If raising Canadian productivity and getting Canadian labour output up to the level of the United States was easy, we would have already done it. We have been struggling since the 1970s to try to be as productive per hour of work as the United States. Canada is a highly developed country, where we do lots of things really well, but we've always had this gap with the U.S. There have been times when we've narrowed it and it seemed to be narrowed all the way up into the 1990s and the early 2000s.
Then there are times when it's been getting wider. It's been getting wider for really the last generation. We struggle to understand exactly why. We struggle to understand what policies can change that. In theory, that can all be changed. In practice, it's really, really, really hard to do. If you layer, on top of that, bringing in over a million people a year abruptly into the labor force — a fairly high number of whom are not high skill workers, but actually low skill, low wage workers — it becomes really difficult to resolve the labour productivity problem. And, as well, the housing problem.
He's also right that the housing problem can be resolved — Canada's housing shortage and extremely high cost of housing, particularly rental housing. He's right, that can be solved in the long term. But for people who need an apartment in Toronto for less than $2,000 a month, it's not really very helpful to tell them, “Listen, we can probably fix this by 2028, 2029, 2032.” That doesn't really help them very much.

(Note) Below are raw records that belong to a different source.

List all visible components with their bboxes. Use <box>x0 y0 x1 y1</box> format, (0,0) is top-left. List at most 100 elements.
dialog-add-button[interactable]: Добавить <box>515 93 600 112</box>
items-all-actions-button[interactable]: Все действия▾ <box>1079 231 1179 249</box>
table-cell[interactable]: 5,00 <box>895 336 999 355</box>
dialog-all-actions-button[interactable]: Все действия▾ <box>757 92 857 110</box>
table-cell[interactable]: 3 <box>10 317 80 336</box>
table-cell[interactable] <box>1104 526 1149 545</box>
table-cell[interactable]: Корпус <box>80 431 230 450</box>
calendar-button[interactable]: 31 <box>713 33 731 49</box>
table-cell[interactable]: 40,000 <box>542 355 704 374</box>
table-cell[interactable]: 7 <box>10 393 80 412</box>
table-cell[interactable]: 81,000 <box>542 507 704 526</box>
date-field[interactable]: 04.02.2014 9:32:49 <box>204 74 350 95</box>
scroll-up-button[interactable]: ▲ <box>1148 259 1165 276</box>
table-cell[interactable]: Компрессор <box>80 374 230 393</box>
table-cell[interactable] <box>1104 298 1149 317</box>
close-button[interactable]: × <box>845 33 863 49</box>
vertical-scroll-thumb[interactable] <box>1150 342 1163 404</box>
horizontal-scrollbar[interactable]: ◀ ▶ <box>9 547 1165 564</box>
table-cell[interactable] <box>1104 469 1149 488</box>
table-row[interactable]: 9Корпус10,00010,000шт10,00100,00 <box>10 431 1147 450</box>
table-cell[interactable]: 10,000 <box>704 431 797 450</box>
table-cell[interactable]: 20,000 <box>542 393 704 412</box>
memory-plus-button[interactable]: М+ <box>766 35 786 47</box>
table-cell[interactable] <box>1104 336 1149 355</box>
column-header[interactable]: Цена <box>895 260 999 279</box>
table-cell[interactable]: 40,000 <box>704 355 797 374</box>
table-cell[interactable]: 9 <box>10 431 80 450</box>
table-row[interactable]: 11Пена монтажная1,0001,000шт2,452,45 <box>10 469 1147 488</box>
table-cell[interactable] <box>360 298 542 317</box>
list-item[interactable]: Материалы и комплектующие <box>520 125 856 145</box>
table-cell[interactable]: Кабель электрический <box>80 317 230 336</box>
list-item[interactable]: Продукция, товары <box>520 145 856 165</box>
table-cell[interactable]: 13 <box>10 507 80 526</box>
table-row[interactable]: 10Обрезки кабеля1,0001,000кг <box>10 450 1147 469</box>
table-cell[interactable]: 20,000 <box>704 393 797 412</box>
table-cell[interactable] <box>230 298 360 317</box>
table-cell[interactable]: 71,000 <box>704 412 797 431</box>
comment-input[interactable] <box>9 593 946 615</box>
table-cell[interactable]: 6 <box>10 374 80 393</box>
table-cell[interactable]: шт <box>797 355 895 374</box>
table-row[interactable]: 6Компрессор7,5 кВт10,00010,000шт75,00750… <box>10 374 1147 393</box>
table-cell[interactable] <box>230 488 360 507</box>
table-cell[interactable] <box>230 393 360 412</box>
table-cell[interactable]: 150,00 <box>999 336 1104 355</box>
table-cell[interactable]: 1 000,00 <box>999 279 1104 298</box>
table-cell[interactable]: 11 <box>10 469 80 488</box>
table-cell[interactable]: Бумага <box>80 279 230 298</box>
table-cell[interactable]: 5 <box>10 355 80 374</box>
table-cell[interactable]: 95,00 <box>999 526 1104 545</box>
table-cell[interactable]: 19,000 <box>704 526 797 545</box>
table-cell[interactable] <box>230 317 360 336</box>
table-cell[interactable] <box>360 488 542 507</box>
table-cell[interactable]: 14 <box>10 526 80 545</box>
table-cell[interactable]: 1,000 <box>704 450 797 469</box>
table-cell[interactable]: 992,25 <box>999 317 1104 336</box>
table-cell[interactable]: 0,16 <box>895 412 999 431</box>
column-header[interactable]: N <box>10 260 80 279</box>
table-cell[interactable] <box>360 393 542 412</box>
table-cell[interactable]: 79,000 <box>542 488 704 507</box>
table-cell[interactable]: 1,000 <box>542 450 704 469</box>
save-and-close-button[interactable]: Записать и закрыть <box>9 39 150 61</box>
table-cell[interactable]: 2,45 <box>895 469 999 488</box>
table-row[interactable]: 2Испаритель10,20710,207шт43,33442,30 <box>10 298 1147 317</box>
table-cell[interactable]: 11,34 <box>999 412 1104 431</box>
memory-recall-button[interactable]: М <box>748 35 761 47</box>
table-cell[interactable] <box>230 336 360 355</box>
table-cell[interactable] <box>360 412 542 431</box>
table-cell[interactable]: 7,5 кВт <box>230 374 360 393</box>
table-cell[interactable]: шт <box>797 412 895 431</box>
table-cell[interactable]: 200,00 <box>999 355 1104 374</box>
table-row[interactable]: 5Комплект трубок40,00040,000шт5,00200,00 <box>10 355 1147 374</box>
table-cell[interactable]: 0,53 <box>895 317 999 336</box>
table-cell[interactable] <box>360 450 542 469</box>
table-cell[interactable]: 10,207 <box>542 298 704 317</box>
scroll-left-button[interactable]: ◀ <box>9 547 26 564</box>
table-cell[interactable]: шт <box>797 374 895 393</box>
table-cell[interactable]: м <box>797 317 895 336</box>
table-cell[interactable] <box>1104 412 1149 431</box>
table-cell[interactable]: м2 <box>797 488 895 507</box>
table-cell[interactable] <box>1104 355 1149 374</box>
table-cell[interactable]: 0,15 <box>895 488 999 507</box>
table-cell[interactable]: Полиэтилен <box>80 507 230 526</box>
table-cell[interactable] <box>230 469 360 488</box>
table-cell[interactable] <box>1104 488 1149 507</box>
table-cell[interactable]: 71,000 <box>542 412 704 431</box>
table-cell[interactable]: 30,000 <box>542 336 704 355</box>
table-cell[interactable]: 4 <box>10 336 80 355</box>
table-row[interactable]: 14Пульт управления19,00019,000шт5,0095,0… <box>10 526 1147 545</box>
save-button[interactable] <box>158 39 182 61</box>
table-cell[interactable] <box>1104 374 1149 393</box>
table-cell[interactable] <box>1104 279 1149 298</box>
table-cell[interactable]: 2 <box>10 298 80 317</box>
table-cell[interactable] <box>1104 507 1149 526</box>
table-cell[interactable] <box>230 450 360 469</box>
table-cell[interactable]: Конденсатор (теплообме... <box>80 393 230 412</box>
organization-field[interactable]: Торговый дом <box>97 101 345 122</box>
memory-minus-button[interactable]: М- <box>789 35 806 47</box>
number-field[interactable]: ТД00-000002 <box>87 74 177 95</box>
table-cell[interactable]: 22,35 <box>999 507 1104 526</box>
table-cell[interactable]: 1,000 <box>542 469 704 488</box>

He's also treating high immigration as the thing we can't change and every other policy in the country as the thing that we have to change. Which is weird, because actually the one thing we've changed is the immigration level. The other things were constant and fixed. We've changed one thing and we're now going to have to change all these other policies as a result. At the moment, the way we have designed immigration — or not designed it — over the last couple of years, I think has had more negatives than positives. I think the evidence is fairly clear. It has, at least in the short term, had more negatives than positives.
We can design an immigration system that will have more positives than negatives. I think our previous system had more positives than negatives. But that's not where we are right now.
TH: It’s interesting, the moment that we are in. The Globe's editorial board has come out saying that our immigration system is broken. We are seeing that sentiment reflected in the polls. Now, in your most recent Globe column, you argue that the Liberals must be the ones to fix this problem, and you outlined some steps that the government could and should take. We don't have a ton of time today. So I want to focus on just one — getting back to what you referenced just a moment ago — the high skilled versus low skilled. We could, as you suggest in your column, restrict temporary foreign workers to high-end jobs. You write, “recruiting a foreign dentist or computer engineer or skilled construction worker. Go for it. Depressing the wages of the poorest Canadians by recruiting overseas fast food clerks. Sorry, no.” Can you unpack that for us?